The cry sounded so close, so real, that she hesitated. It was easy to ignore the intrusions when no one else reacted to them. When she was alone, there was no way to tell if they were genuine or not. She’d left her mother lying on the kitchen floor for hours with a concussion once, unsure whether she’d imagined the shriek and smack of a head hitting the black-and-white tiles. If someone really was stuck and calling for help and she turned away, just as she’d turned away that day, she’d never forgive herself.
She approached the door, pulled it wide, the brass handle so cold it burnt her palm. A belch of stale, sour air came up from the staircase beyond, chased by a drawn-out sob that might have been the wind keening through some broken window. The steps demanded she take them one at a time, hewn as rough as they were and slick with mold.
Merritt’s matchbox still bulged in her cardigan pocket. She got it out and struck one, peering around a forgotten wine cellar. The racks were empty now, though the vinegary tang of wine gone bad lingered. A leak from some unseen pipe had left a film of water on the floor, so that the walls seemed to extend for infinity in the reflection, and her tiny match-light, her own pale face, stared up at her from below.
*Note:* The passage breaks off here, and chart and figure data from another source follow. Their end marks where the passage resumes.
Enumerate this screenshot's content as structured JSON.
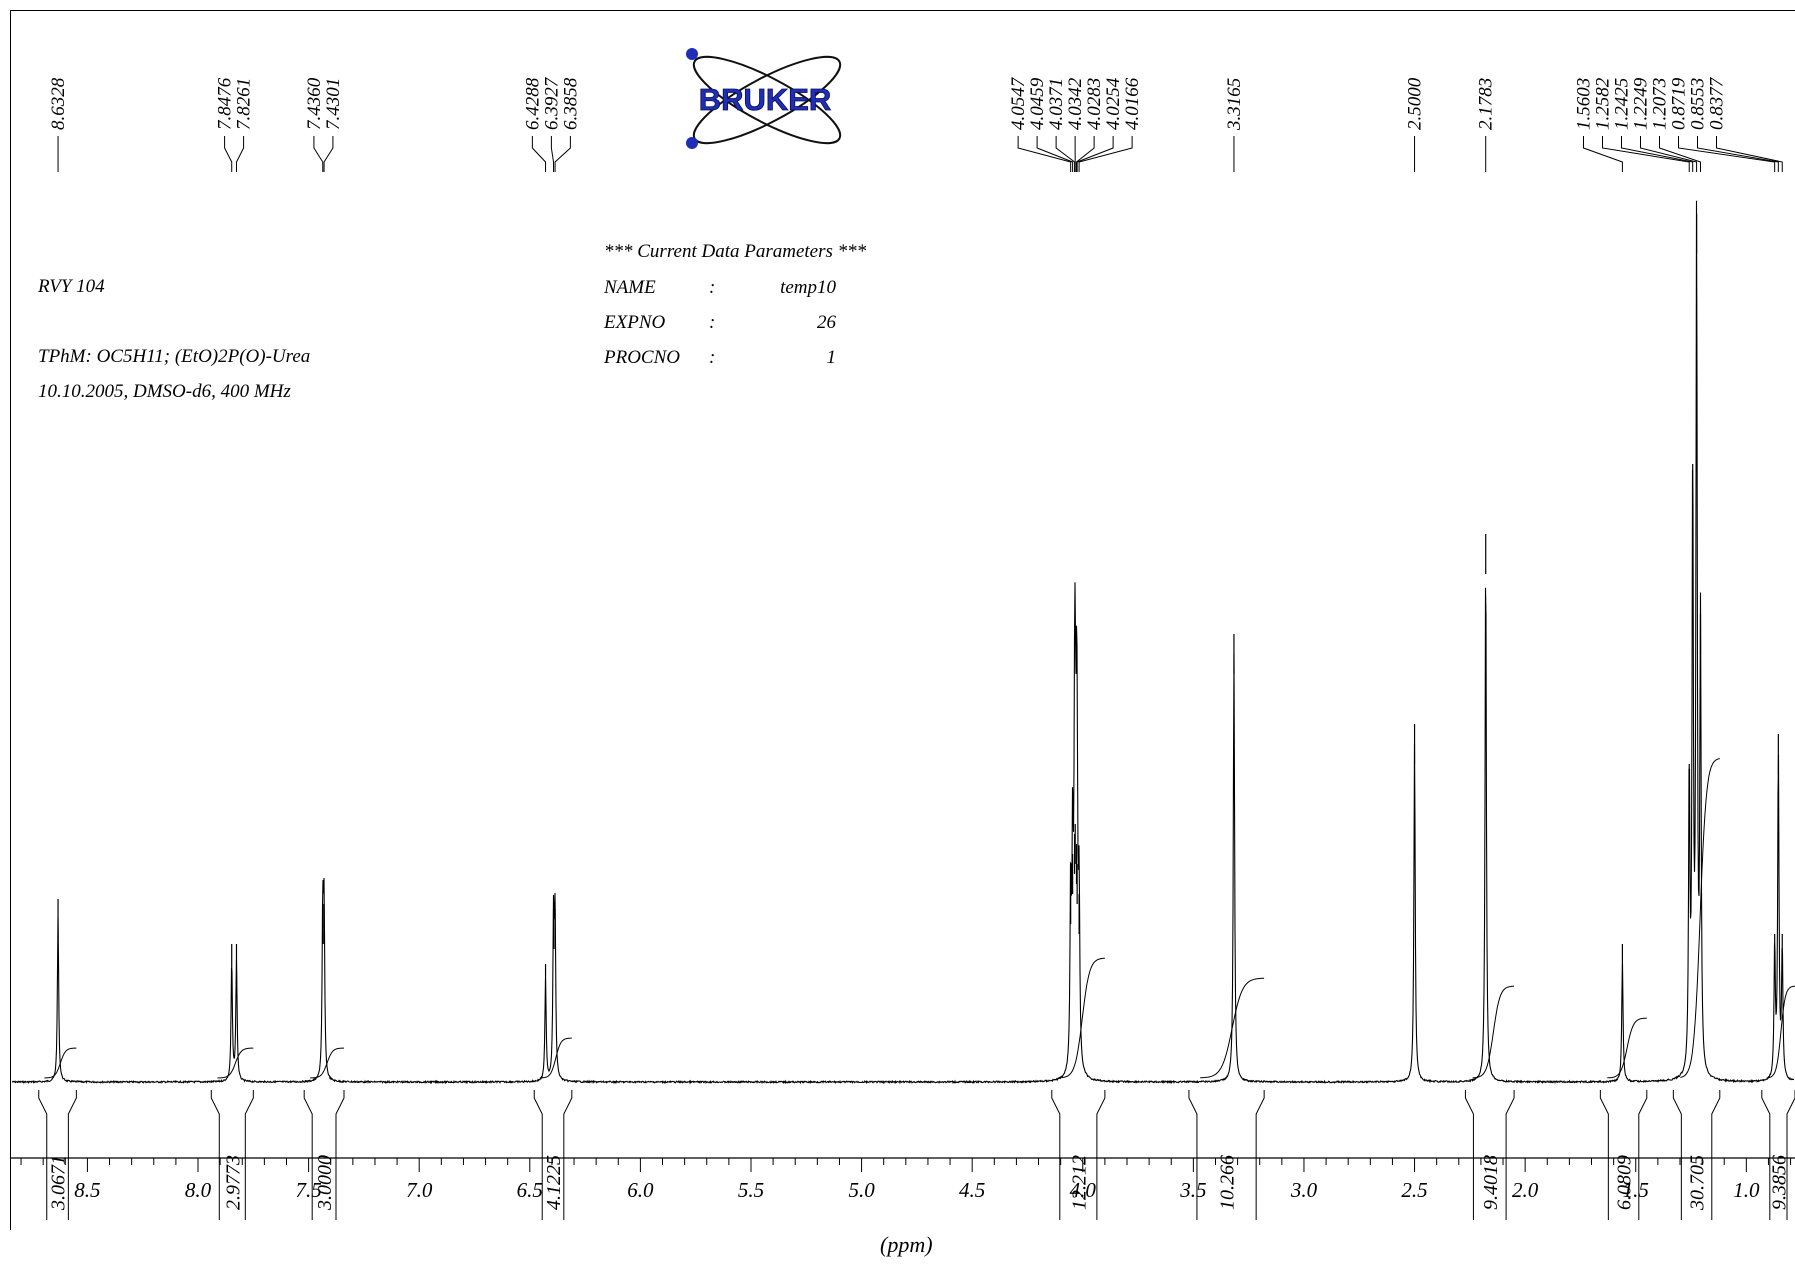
{
  "sample": {
    "id": "RVY 104",
    "compound": "TPhM: OC5H11; (EtO)2P(O)-Urea",
    "conditions": "10.10.2005, DMSO-d6, 400 MHz"
  },
  "parameters": {
    "title": "*** Current Data Parameters ***",
    "rows": [
      {
        "key": "NAME",
        "sep": ":",
        "value": "temp10"
      },
      {
        "key": "EXPNO",
        "sep": ":",
        "value": "26"
      },
      {
        "key": "PROCNO",
        "sep": ":",
        "value": "1"
      }
    ]
  },
  "logo": {
    "text": "BRUKER",
    "color": "#1f2fb5"
  },
  "chart_data": {
    "type": "line",
    "xlabel": "(ppm)",
    "xlim": [
      8.85,
      0.78
    ],
    "x_reversed": true,
    "ticks": [
      "8.5",
      "8.0",
      "7.5",
      "7.0",
      "6.5",
      "6.0",
      "5.5",
      "5.0",
      "4.5",
      "4.0",
      "3.5",
      "3.0",
      "2.5",
      "2.0",
      "1.5",
      "1.0"
    ],
    "peak_labels": [
      {
        "group": [
          "8.6328"
        ]
      },
      {
        "group": [
          "7.8476",
          "7.8261"
        ]
      },
      {
        "group": [
          "7.4360",
          "7.4301"
        ]
      },
      {
        "group": [
          "6.4288",
          "6.3927",
          "6.3858"
        ]
      },
      {
        "group": [
          "4.0547",
          "4.0459",
          "4.0371",
          "4.0342",
          "4.0283",
          "4.0254",
          "4.0166"
        ]
      },
      {
        "group": [
          "3.3165"
        ]
      },
      {
        "group": [
          "2.5000"
        ]
      },
      {
        "group": [
          "2.1783"
        ]
      },
      {
        "group": [
          "1.5603",
          "1.2582",
          "1.2425",
          "1.2249",
          "1.2073",
          "0.8719",
          "0.8553",
          "0.8377"
        ]
      }
    ],
    "peaks": [
      {
        "ppm": 8.6328,
        "height": 0.165
      },
      {
        "ppm": 7.8476,
        "height": 0.12
      },
      {
        "ppm": 7.8261,
        "height": 0.12
      },
      {
        "ppm": 7.436,
        "height": 0.16
      },
      {
        "ppm": 7.4301,
        "height": 0.16
      },
      {
        "ppm": 6.4288,
        "height": 0.1
      },
      {
        "ppm": 6.3927,
        "height": 0.155
      },
      {
        "ppm": 6.3858,
        "height": 0.155
      },
      {
        "ppm": 4.0547,
        "height": 0.18
      },
      {
        "ppm": 4.0459,
        "height": 0.21
      },
      {
        "ppm": 4.0371,
        "height": 0.23
      },
      {
        "ppm": 4.0342,
        "height": 0.24
      },
      {
        "ppm": 4.0283,
        "height": 0.22
      },
      {
        "ppm": 4.0254,
        "height": 0.2
      },
      {
        "ppm": 4.0166,
        "height": 0.17
      },
      {
        "ppm": 3.3165,
        "height": 0.43
      },
      {
        "ppm": 2.5,
        "height": 0.34
      },
      {
        "ppm": 2.1783,
        "height": 0.53
      },
      {
        "ppm": 1.5603,
        "height": 0.12
      },
      {
        "ppm": 1.2582,
        "height": 0.3
      },
      {
        "ppm": 1.2425,
        "height": 0.6
      },
      {
        "ppm": 1.2249,
        "height": 0.85
      },
      {
        "ppm": 1.2073,
        "height": 0.45
      },
      {
        "ppm": 0.8719,
        "height": 0.13
      },
      {
        "ppm": 0.8553,
        "height": 0.33
      },
      {
        "ppm": 0.8377,
        "height": 0.13
      }
    ],
    "integrals": [
      {
        "from": 8.72,
        "to": 8.55,
        "value": "3.0671"
      },
      {
        "from": 7.94,
        "to": 7.75,
        "value": "2.9773"
      },
      {
        "from": 7.52,
        "to": 7.34,
        "value": "3.0000"
      },
      {
        "from": 6.48,
        "to": 6.31,
        "value": "4.1225"
      },
      {
        "from": 4.14,
        "to": 3.9,
        "value": "12.212"
      },
      {
        "from": 3.52,
        "to": 3.18,
        "value": "10.266"
      },
      {
        "from": 2.27,
        "to": 2.05,
        "value": "9.4018"
      },
      {
        "from": 1.66,
        "to": 1.45,
        "value": "6.0809"
      },
      {
        "from": 1.33,
        "to": 1.12,
        "value": "30.705"
      },
      {
        "from": 0.93,
        "to": 0.78,
        "value": "9.3856"
      }
    ]
  }
}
There was a door leading further into the basement. She pushed it open and advanced into a corridor, similarly flooded. The match was burning low. She shook out the flame and lit another, edging toward the first room on her right. The rasping returned, louder.
“Hello?” she said meekly.
That word, and then her gasp, echoed back.
A boy was laid out on a table within—ashen except where the skin of his chest had been peeled aside in lapels of red, exposing white ribs.
Anne reeled, dropping the match. The light guttered out, but she could still see him branded on the inside of her eyelids. Her breath wouldn’t come. “It’s not real,” she whispered, and the whispers flew back at her. It’s not real, not real, not real.